Pan-African magazine, Ogojiii launches at WEF Africa
This new high-end, print magazine appeals to an intelligent, globally minded Afropolitan and cosmopolitan readership that have the power to contribute to change. It offers cutting-edge perspectives on design, African and global affairs.
It will initially launch in Kenya, Nigeria and South Africa and is published every 42nd day, following the Akan calendar. Ogoji in the Yoruba language means 40 and the two ii are Roman numerals to complete the numbers.
The magazine is design-centric in its approach to reporting and presenting solutions. It recognises that smart design drives shifting trends and changes livelihoods, business and industries. Today, 50% of global output and 75% of global growth streams from emerging economies and new transformative innovation in the South drives growth in the North.
This view is shared by the team of African investors, who decided to join the project and help put together an editorial team able to piece together design-centric reporting from across the African continent.
African investors, Scandinavian design
The project is the brainchild of Jens Martin Skibsted, an internationally-acclaimed Danish designer and design philosopher, who, with a team of African investors, decided to create the magazine and put together an editorial team able to piece together design-centric and solution-based reporting from across the African continent.

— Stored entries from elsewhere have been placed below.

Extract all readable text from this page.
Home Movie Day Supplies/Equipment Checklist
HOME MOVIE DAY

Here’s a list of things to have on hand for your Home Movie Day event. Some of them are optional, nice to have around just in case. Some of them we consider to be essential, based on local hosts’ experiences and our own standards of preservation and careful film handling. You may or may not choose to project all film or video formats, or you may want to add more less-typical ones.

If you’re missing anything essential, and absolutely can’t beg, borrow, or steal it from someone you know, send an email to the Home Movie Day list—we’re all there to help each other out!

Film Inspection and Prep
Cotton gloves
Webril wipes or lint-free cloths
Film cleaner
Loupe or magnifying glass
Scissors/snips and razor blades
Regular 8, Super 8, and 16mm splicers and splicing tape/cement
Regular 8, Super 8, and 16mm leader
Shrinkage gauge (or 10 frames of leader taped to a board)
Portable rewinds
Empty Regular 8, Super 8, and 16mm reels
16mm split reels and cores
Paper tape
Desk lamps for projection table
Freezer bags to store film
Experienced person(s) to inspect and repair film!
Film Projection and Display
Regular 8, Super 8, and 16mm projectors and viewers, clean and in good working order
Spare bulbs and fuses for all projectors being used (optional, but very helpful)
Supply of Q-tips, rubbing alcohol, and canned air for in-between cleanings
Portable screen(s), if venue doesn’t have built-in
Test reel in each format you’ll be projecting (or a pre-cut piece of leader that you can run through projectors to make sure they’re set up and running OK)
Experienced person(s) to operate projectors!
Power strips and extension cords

"With a population and middle class that will radically increase within the next decades, the African continent is set for a surge in consumerism, fuelled by substantial economic growth," says Skibsted. "This growth will be accompanied by smart, sustainable and frugal design solutions that drive innovation and the future of our planet as such."
"Ogojiii is the magazine that will capture the zest and depth of these drivers of innovation and provide our readership with a platform to enjoy African ingenuity, spur on design-led ideas and acquire new global perspectives."
Edited by Gary Cotterell, the long-time editor of Business Day's Wanted magazine, this Pan-African magazine is run from offices in Nairobi and Johannesburg by a world-class team. These including Zana Woods, the photo editor from Wired magazine in San Francisco; Toby Shapshak, the editor and publisher of Stuff magazine; and Daniel Ford, the launch editor of GQ South Africa. Its business manager is Sally Hudson, who has managed Elle, Elle Decoration, Longevity and Stuff.
"The team and its network of contributors present an alternative view - a clear vision that is contrary to the distorted global take on African affairs," says Cotterell. "We offer ideas and perspectives on this continent on the move and we tell the stories of the individuals at home and abroad who drive Africa forward through design, innovation and sustainability. Africans are makers and doers and have been since mankind first walked erect. And we did that first."